Solution to Problem #4



Prime factors were found by Philippe Fondanaiche of Paris (France), Al Zimmermann of White Plains NY, Chris Welty of London (England), Marc Ziegler of Los Gatos CA, Gene Hall of Soquel CA, and Robin Stokes of the University of New England (Australia). The factors found were 3, 19, 43, 97, 661, and 8243. Note that the fact that 3 is a factor can be easily determined using the criterion that a number is divisible by 3 if the sum of the digits are. The other factors were found by computer. Robin Stokes has tested all primes less than 25 million and found no other factors. Marc Ziegler has extended the search past 5.32 billion with no new factors found. He also notes that for numbers of this form, the first one which is prime is 828180...321.

Note (January 09): Dave Beckman of Santa Barbara CA found the following additional prime factors:

75027897535039
4034615565495091676921
7815589571751242903723

Here is his e-mail message.

I have done some more searching for factors of 200019991998...321 (the number presented in Challenge problem #4 of 1999-2000).
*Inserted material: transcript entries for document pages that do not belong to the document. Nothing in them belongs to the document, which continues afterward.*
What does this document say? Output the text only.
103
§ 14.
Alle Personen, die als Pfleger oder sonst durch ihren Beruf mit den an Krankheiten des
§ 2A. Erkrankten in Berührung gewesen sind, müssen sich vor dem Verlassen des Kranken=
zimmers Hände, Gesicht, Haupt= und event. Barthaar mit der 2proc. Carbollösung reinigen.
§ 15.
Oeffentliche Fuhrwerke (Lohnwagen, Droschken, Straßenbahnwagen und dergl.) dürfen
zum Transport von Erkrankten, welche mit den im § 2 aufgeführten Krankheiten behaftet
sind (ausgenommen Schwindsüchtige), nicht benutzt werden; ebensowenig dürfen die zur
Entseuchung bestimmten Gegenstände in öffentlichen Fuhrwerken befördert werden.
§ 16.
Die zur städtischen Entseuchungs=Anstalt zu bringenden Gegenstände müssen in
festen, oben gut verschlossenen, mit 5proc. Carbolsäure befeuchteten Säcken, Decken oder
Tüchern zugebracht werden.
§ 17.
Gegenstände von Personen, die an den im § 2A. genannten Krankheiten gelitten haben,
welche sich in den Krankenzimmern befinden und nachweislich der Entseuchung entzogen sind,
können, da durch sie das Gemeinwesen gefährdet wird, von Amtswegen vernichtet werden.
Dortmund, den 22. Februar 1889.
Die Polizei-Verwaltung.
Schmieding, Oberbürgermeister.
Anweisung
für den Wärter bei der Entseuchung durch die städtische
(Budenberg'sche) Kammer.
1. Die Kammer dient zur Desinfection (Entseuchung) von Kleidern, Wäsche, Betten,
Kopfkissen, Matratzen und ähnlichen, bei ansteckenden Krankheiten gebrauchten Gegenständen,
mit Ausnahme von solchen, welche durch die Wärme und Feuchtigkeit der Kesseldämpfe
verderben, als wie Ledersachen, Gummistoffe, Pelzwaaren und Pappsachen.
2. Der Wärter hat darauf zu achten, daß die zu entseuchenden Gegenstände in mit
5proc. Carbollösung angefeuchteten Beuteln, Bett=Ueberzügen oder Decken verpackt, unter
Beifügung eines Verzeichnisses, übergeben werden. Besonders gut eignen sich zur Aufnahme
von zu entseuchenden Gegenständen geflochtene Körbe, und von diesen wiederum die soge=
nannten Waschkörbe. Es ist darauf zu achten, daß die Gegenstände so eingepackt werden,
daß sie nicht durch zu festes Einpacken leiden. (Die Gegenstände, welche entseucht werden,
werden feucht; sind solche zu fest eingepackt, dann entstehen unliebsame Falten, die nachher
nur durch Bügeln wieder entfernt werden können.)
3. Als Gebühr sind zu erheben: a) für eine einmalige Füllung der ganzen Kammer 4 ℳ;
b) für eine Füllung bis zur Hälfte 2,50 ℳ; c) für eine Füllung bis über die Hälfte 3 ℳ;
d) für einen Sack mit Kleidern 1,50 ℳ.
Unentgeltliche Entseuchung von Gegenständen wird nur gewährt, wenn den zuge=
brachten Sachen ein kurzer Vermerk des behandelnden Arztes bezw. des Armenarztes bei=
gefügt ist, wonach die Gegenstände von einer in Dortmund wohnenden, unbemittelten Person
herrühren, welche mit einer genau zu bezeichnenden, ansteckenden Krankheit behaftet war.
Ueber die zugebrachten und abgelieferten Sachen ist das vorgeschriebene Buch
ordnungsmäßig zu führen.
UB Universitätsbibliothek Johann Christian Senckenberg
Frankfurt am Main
After finding the factors of 3, 19, 43, 97, 661, 8243 by trial division, I wrote a Pollard-rho algorithm using the 
GNU MP (multiple precision integer) library, which found a 14-digit factor:

    a = 7502 78975 35039 .

This can be verified to be prime using the factorization

  a-1 = 2 * 3 * 7 * 169111 * 10563349 ;

6 is a primitive root of Z_a.
(To verify primality, check that Z_a has order a-1 by showing that
6^(a-1) == 1 but 6^((a-1)/p) != 1 for any factor p of a-1.)

This was about the limit for Pollard rho.  I downloaded GNU-ECM (Elliptic Curve Method) and fed in the 6867-digit quotient; 
after about an hour it found a 22-digit factor

    b = 40 34615 56549 50916 76921 ,

which can be verified prime as before with

  b-1 = 2^3 * 5 * 250963 * 401913386185921  (7 is a primitive root).

After another day or so it found another 22-digit prime factor in the resulting 6845-digit quotient,

    c = 78 15589 57175 12429 03723

with

  c-1 = 2 * 31 * 1423 * 1657 * 145391 * 367709731 and 2 primitive.

This leaves a 6823-digit quotient, which is unsurprisingly still composite.  

After searching for quite a while with ECM, though, I haven't found any more factors, which I think means that it is
unlikely to have any factors with fewer than about 35-40 digits.

Perhaps it will make a nice test when the first quantum computers come online.